In the digital age, paper planners hold their own

Planner with abstract illustrations made by Erin Condren

By Taylor Hawkins

In the age of technology, there is one item that many choose to stay low tech – the planner.

“I’d be lost without my planner,” said Lynn Owens, William Peace University Associate Professor of Communication.

“My kids’ schedules, my husband’s schedule would be too much to enter into a phone.”

Even though phones and computers have the option of making your schedule, many people tend to stick with planners they can write inside of.

Owens purchased her planner from popular designer Erin Condren.

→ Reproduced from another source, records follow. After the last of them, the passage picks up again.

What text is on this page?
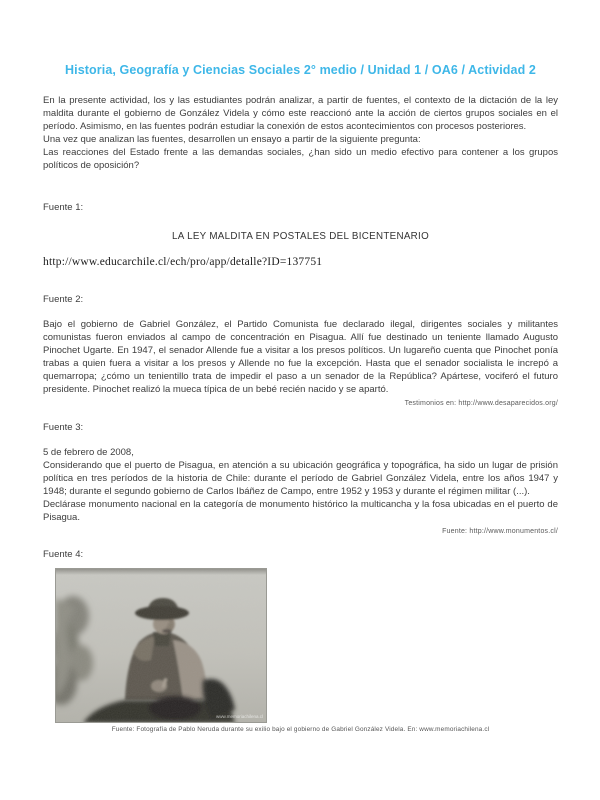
Historia, Geografía y Ciencias Sociales 2° medio / Unidad 1 / OA6 / Actividad 2
En la presente actividad, los y las estudiantes podrán analizar, a partir de fuentes, el contexto de la dictación de la ley maldita durante el gobierno de González Videla y cómo este reaccionó ante la acción de ciertos grupos sociales en el período. Asimismo, en las fuentes podrán estudiar la conexión de estos acontecimientos con procesos posteriores.
Una vez que analizan las fuentes, desarrollen un ensayo a partir de la siguiente pregunta:
Las reacciones del Estado frente a las demandas sociales, ¿han sido un medio efectivo para contener a los grupos políticos de oposición?
Fuente 1:
LA LEY MALDITA EN POSTALES DEL BICENTENARIO
http://www.educarchile.cl/ech/pro/app/detalle?ID=137751
Fuente 2:
Bajo el gobierno de Gabriel González, el Partido Comunista fue declarado ilegal, dirigentes sociales y militantes comunistas fueron enviados al campo de concentración en Pisagua. Allí fue destinado un teniente llamado Augusto Pinochet Ugarte. En 1947, el senador Allende fue a visitar a los presos políticos. Un lugareño cuenta que Pinochet ponía trabas a quien fuera a visitar a los presos y Allende no fue la excepción. Hasta que el senador socialista le increpó a quemarropa; ¿cómo un tenientillo trata de impedir el paso a un senador de la República? Apártese, vociferó el futuro presidente. Pinochet realizó la mueca típica de un bebé recién nacido y se apartó.
Testimonios en: http://www.desaparecidos.org/
Fuente 3:
5 de febrero de 2008,
Considerando que el puerto de Pisagua, en atención a su ubicación geográfica y topográfica, ha sido un lugar de prisión política en tres períodos de la historia de Chile: durante el período de Gabriel González Videla, entre los años 1947 y 1948; durante el segundo gobierno de Carlos Ibáñez de Campo, entre 1952 y 1953 y durante el régimen militar (...).
Declárase monumento nacional en la categoría de monumento histórico la multicancha y la fosa ubicadas en el puerto de Pisagua.
Fuente: http://www.monumentos.cl/
Fuente 4:
www.memoriachilena.cl
Fuente: Fotografía de Pablo Neruda durante su exilio bajo el gobierno de Gabriel González Videla. En: www.memoriachilena.cl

Condren’s planners are $50, but the designer has more than 39,000 likes on Facebook since 2010 and that number keeps growing.

“I consider myself quite tech savvy, but I still find that I am more organized and prepared when I create handwritten schedules, lists and goals in an old school planner”, said Condren, on her website.

Owens says $50 is not too much to spend when it’s something that will keep her life on track.

People say it’s the feeling of writing something down that seems more effective, as does the ability to cross items off.

“I’ve been using a planner since elementary school and will continue to use one no matter how technology chooses to advance,” said Hunter Narron, a junior at William Peace University.

Technology will only expand more and more as years pass, but the use of a paper planner will still be a must for many people.